Monday, January 09, 2012

Paris

Back from a lovely weekend in Paris.

On Saturday we arrived on Eurostar, started with the astonishing Sainte Chapelle, then the Fra Angelico exhibition and finally a concert at the Opera Comique. This began with the Haydn Trumpet concerto, with the highly talented young soloist Alexandre Baty. Then the Radio France Philharmonic gave a fine performance of Mozart's Prague Symphony. After the interval - a rarity:  Il Maestro di Capella by Cimarosa.  This is a comic scena with a Baritone and Orchestra, where the singer in the conductor and the Orchestra increasingly recalcitrant, twice throwing their music all over the stage and once walking off until the conductor pays them.  Great fun!

Sunday we had a guided tour of the Opera which was most enjoyable and informative: really bringing out the "theatre" of the front of house which was, from an economic point of view, the main purpose of the building.
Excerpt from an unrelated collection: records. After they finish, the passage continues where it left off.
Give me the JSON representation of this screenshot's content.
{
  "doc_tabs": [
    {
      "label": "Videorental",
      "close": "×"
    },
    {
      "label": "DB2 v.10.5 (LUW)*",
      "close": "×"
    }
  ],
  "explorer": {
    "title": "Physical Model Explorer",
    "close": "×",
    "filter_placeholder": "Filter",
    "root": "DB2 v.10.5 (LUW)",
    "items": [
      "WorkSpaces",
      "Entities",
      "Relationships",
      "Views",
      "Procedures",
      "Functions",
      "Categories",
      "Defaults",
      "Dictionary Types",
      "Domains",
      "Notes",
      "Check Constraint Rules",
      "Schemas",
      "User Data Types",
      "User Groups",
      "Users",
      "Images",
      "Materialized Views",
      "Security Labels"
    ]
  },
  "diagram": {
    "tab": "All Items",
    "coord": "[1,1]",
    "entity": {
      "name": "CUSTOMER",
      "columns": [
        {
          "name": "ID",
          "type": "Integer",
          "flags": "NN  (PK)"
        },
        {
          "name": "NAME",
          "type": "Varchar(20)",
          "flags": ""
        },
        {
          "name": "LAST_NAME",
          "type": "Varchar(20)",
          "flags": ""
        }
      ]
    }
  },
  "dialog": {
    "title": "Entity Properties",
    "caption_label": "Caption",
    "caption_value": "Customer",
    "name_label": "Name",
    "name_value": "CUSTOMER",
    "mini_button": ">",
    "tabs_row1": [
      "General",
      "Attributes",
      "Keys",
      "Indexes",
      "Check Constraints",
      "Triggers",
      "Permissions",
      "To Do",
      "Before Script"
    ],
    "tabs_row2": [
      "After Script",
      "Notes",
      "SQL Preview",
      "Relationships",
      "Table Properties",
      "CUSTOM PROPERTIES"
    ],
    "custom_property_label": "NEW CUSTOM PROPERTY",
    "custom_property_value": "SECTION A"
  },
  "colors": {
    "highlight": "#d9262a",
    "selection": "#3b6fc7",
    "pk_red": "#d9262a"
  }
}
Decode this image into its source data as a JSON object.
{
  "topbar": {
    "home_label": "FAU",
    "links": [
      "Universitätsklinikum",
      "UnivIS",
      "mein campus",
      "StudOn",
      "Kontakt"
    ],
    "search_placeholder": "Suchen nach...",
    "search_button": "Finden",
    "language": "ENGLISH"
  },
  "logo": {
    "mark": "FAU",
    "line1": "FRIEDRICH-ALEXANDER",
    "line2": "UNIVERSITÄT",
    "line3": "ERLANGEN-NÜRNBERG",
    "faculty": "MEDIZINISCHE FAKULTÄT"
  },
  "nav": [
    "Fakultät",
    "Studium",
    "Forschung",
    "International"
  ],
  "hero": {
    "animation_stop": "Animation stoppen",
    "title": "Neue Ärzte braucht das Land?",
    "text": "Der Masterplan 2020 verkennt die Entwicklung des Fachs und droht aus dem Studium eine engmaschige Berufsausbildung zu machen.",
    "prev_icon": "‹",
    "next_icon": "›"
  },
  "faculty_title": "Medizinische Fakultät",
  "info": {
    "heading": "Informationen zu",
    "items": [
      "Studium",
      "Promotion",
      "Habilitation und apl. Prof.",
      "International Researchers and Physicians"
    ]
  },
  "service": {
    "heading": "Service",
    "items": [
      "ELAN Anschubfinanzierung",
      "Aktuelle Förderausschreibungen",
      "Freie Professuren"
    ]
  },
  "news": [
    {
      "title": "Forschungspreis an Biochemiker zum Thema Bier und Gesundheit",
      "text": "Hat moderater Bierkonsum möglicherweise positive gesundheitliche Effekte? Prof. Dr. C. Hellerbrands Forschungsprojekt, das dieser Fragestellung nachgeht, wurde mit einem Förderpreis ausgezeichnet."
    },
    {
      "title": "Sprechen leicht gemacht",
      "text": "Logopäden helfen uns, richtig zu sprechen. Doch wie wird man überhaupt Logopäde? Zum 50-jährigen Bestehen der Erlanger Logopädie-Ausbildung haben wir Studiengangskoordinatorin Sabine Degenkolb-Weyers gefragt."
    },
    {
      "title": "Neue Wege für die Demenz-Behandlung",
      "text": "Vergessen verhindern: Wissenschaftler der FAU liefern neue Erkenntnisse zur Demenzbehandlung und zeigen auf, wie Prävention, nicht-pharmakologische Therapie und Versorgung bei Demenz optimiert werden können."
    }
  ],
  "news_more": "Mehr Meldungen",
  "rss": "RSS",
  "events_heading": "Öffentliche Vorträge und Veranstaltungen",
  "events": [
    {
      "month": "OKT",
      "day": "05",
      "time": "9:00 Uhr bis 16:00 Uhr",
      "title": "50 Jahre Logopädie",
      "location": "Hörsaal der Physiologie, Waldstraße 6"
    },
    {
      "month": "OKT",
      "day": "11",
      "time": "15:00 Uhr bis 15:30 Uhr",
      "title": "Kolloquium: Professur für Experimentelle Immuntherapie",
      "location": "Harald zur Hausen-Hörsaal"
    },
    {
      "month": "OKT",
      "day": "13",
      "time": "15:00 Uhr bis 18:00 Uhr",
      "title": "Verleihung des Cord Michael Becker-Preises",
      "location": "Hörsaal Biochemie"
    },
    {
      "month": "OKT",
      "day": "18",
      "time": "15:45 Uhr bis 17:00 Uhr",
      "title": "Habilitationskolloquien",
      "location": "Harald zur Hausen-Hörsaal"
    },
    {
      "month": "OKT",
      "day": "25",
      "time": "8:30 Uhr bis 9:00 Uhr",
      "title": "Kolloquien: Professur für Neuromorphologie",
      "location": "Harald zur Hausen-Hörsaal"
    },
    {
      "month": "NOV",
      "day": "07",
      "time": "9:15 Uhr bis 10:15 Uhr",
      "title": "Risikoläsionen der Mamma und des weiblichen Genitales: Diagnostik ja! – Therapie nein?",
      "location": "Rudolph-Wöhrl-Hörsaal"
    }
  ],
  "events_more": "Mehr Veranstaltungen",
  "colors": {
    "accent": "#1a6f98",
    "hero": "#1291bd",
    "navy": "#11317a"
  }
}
Indeed the guide made the point that until the 20th century the lights were up in the auditorium the whole time and there was much talking and (in the boxes, all of which had private curtained-off areas) other activities that must have put the performers off no end.  Ironic that the Opera was built for Napoleon III but he never attended since he was deposed before it was completed.  Finally Vespers at the Sacre Coeur and then home.

Paris is of course a city of Art in a way that London isn't quite - although we have more wonderful music and tremendous collections. This is I think partly because London has always had dual centres, of commerce (the City proper) and politics/monarchy, and personal aggrandisement by the rulers was not at all in fashion since at latest Charles II. It seems oddly fitting that Napoleon III was (in that order) the first elected President and the last Monarch of France.

The way the unknown masters of the Sainte Chapelle and Fra Angelico and his colleagues communicated the bible and other "sacred" stories in visual terms is a never-ending source of fascination. In Fra Angelico's paintings some of the colours have sadly faded, but the transcendent beauty speaks through the centuries.